The idea for an airsoft club began before sophomore David Bird was even officially a student. Bird, now club president, found he shared a love for the sport with Rick Faust, instructor of construction management, during the Early Registration Program in 2011.
When Bird arrived in the fall, he worked to make airsoft a recognized University club sport with Faust as the sponsor.
The first event was “Battle for Liberty,” which the group played at the National Guard combat training field at Camp Gruber in southern Oklahoma.
One of the largest events was last December in Fort Hood, Texas. Over 300 players split up into platoons and squads. Each squad had different mission assignments and military roles.
Faust said, “It was humbling to play a game scenario on the same training area that our military prepares to go and protect our freedoms for real.”
Bird, with sophomores Gabriel Rudolph, vice president, and member Caleb Yam, designed the club to accommodate those who do not want a huge time commitment.

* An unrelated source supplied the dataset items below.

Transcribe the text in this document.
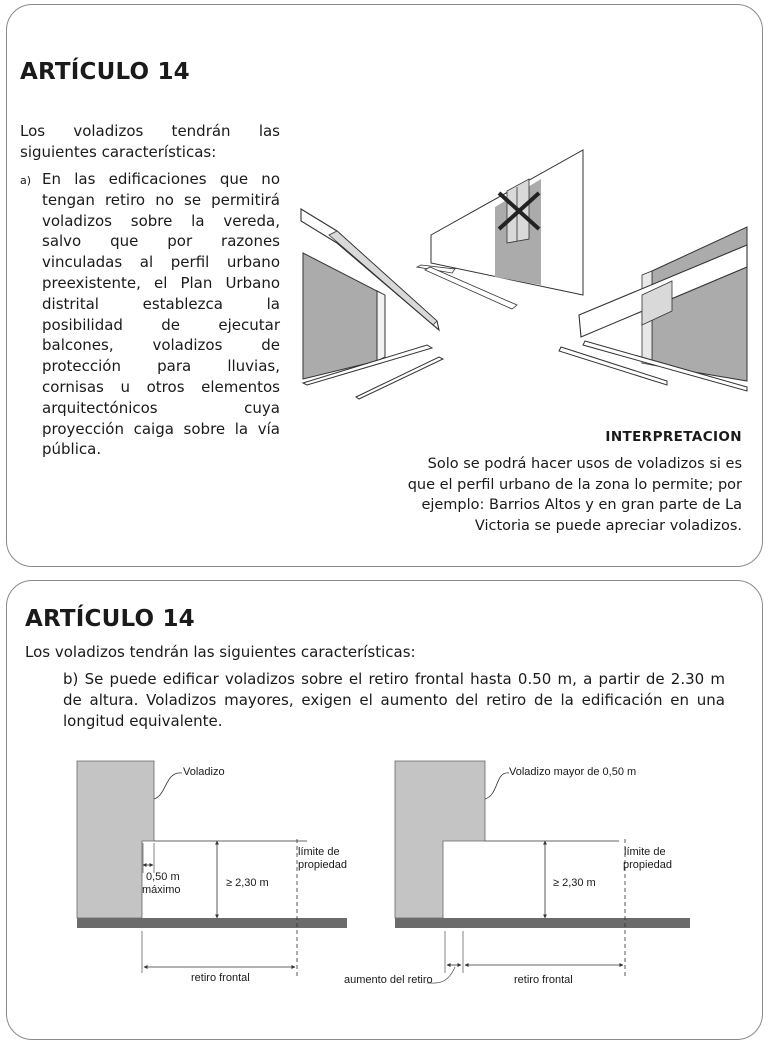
ARTÍCULO 14

Los voladizos tendrán las siguientes características:

a) En las edificaciones que no tengan retiro no se permitirá voladizos sobre la vereda, salvo que por razones vinculadas al perfil urbano preexistente, el Plan Urbano distrital establezca la posibilidad de ejecutar balcones, voladizos de protección para lluvias, cornisas u otros elementos arquitectónicos cuya proyección caiga sobre la vía pública.

INTERPRETACION

Solo se podrá hacer usos de voladizos si es que el perfil urbano de la zona lo permite; por ejemplo: Barrios Altos y en gran parte de La Victoria se puede apreciar voladizos.

ARTÍCULO 14

Los voladizos tendrán las siguientes características:

b) Se puede edificar voladizos sobre el retiro frontal hasta 0.50 m, a partir de 2.30 m de altura. Voladizos mayores, exigen el aumento del retiro de la edificación en una longitud equivalente.

Voladizo
0,50 m
máximo
≥ 2,30 m
límite de
propiedad
retiro frontal
Voladizo mayor de 0,50 m
≥ 2,30 m
límite de
propiedad
aumento del retiro	retiro frontal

In addition to the big games, which are called “ops,” the club leaders host alternative, casual games at New Life Ranch. If you bring your own equipment, it is free. If you need to rent, it only costs $10.
“We are here to facilitate,” Bird said.
One of the struggles of the sport is that the University has a no gun policy, said Bird. The team has solved this by making it one of their goals “to help keep the guns off campus by providing storage and to offer opportunities to play as well as information about playing airsoft.”
Tim Gilmour, assistant professor of engineering, participated with the club recently. He likened the experience to a sort of freeze tag game.
The teams run around alternatively hiding and shooting, but the people that got shot had to stop shooting. Gilmour said they had to stay ‘frozen’ in one place until a team member could tag them and bring them ‘back to life.’
He explained that the tricky part is if the opposing team got to the frozen person first, then they would unfreeze but have to switch team alliances.
Gilmour said he “played primarily because [he] wanted to spend time with [his] students outside of the classroom, to build friendships as part of the mission of making disciples of Jesus Christ. But airsoft is also quite fun and it is good exercise.”
Bird said even though the club has kind of gotten off to a slow start this semester, he is really hoping for one more “sweet event” before Christmas break.
He cannot confirm anything yet, but he is currently working with New Life Ranch, and “it looks like zip lining plus airsoft may actually happen.”